The people, who were singing La Marseillaise at the beginning of the story, rush and go up like a river before bursting out with happiness when they take possession of the places which symbolize the deposed royal power. The people become a “dark mass” with an “obscene curiosity”. The enthusiasm is followed by heavy and stifling atmosphere: “then the fury becomes gloomy”. The image of the popular triumph is transformed in the cellars, in the scenes of heavy drinking where wine, which is “flowing freely”, contrasts with blood of those injured in February. After the ironic remark of Hussonet: “The heroes don’t smell good!”, the two members of the audience are stuck between horror and fascination: “these people disgusts me”, “Whatever! Says Frederic, I do think they are sublime”. The people described by Flaubert are “ragged victorious” sovereigns and also a “staggering noisy mob”.

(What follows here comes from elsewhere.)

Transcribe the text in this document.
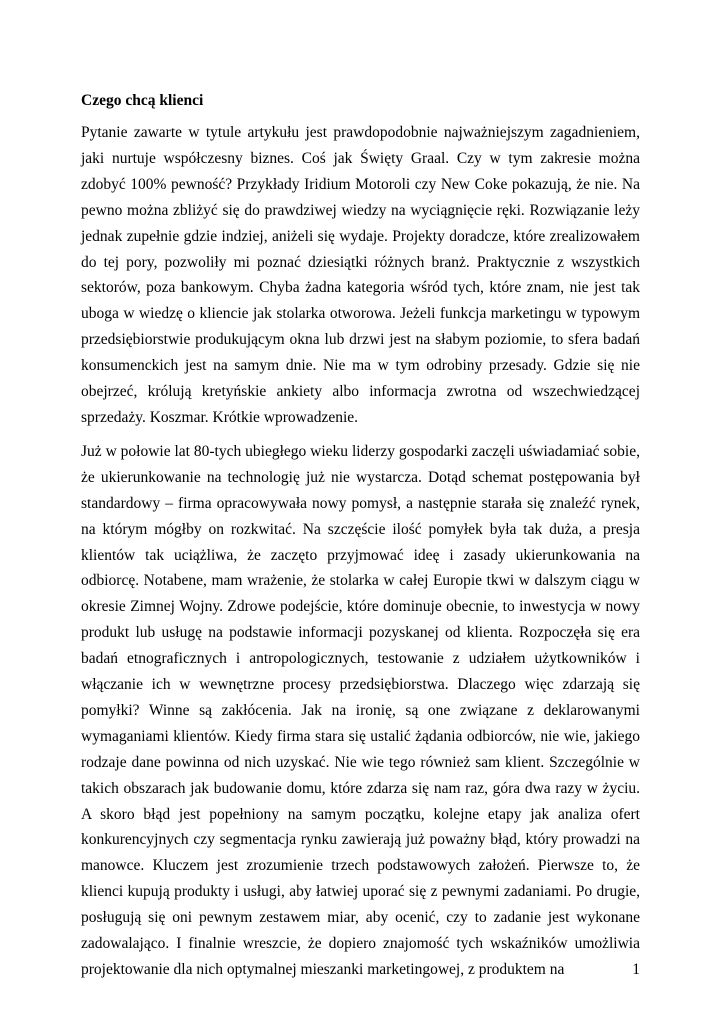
Czego chcą klienci

Pytanie zawarte w tytule artykułu jest prawdopodobnie najważniejszym zagadnieniem, jaki nurtuje współczesny biznes. Coś jak Święty Graal. Czy w tym zakresie można zdobyć 100% pewność? Przykłady Iridium Motoroli czy New Coke pokazują, że nie. Na pewno można zbliżyć się do prawdziwej wiedzy na wyciągnięcie ręki. Rozwiązanie leży jednak zupełnie gdzie indziej, aniżeli się wydaje. Projekty doradcze, które zrealizowałem do tej pory, pozwoliły mi poznać dziesiątki różnych branż. Praktycznie z wszystkich sektorów, poza bankowym. Chyba żadna kategoria wśród tych, które znam, nie jest tak uboga w wiedzę o kliencie jak stolarka otworowa. Jeżeli funkcja marketingu w typowym przedsiębiorstwie produkującym okna lub drzwi jest na słabym poziomie, to sfera badań konsumenckich jest na samym dnie. Nie ma w tym odrobiny przesady. Gdzie się nie obejrzeć, królują kretyńskie ankiety albo informacja zwrotna od wszechwiedzącej sprzedaży. Koszmar. Krótkie wprowadzenie.

Już w połowie lat 80-tych ubiegłego wieku liderzy gospodarki zaczęli uświadamiać sobie, że ukierunkowanie na technologię już nie wystarcza. Dotąd schemat postępowania był standardowy – firma opracowywała nowy pomysł, a następnie starała się znaleźć rynek, na którym mógłby on rozkwitać. Na szczęście ilość pomyłek była tak duża, a presja klientów tak uciążliwa, że zaczęto przyjmować ideę i zasady ukierunkowania na odbiorcę. Notabene, mam wrażenie, że stolarka w całej Europie tkwi w dalszym ciągu w okresie Zimnej Wojny. Zdrowe podejście, które dominuje obecnie, to inwestycja w nowy produkt lub usługę na podstawie informacji pozyskanej od klienta. Rozpoczęła się era badań etnograficznych i antropologicznych, testowanie z udziałem użytkowników i włączanie ich w wewnętrzne procesy przedsiębiorstwa. Dlaczego więc zdarzają się pomyłki? Winne są zakłócenia. Jak na ironię, są one związane z deklarowanymi wymaganiami klientów. Kiedy firma stara się ustalić żądania odbiorców, nie wie, jakiego rodzaje dane powinna od nich uzyskać. Nie wie tego również sam klient. Szczególnie w takich obszarach jak budowanie domu, które zdarza się nam raz, góra dwa razy w życiu. A skoro błąd jest popełniony na samym początku, kolejne etapy jak analiza ofert konkurencyjnych czy segmentacja rynku zawierają już poważny błąd, który prowadzi na manowce. Kluczem jest zrozumienie trzech podstawowych założeń. Pierwsze to, że klienci kupują produkty i usługi, aby łatwiej uporać się z pewnymi zadaniami. Po drugie, posługują się oni pewnym zestawem miar, aby ocenić, czy to zadanie jest wykonane zadowalająco. I finalnie wreszcie, że dopiero znajomość tych wskaźników umożliwia projektowanie dla nich optymalnej mieszanki marketingowej, z produktem na	1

Frederic, the Fluabert’s “hero”, can’t take part in the collective event without being a spectator and this could be compared to Baudelaire’s lines: “For three days, Parisians have been admiring physical beauty. They have stayed up at night, so they must be exhausted but the feeling of winning their rights back makes them very proud of themselves. Enthusiasm and republican pride lit up their faces... Every free man is more beautiful than marble and a dwarf is no worse than a giant when he holds his head high and cherishes his citizen rights in his heart.” (Charles Baudelaire, “La beauté du peuple” in Œuvres complètes, tome II, Bibliothèque de la Pléiade, Gallimard, p. 1032). (Question 3).

Flaubert’s text recalls the French revolution. It is constantly refers to the event from the past:

  • the Marseillaise sung by the crowd who where entering the Tuileries, which was taken over on 10 August 1792;
  • the “red hats” worn by some men;
  • the Bastille where the throne was burned.

The two tricolor cockades and the two Phrygian caps are elements of the lithograp referring to the French Revolution (Question 4).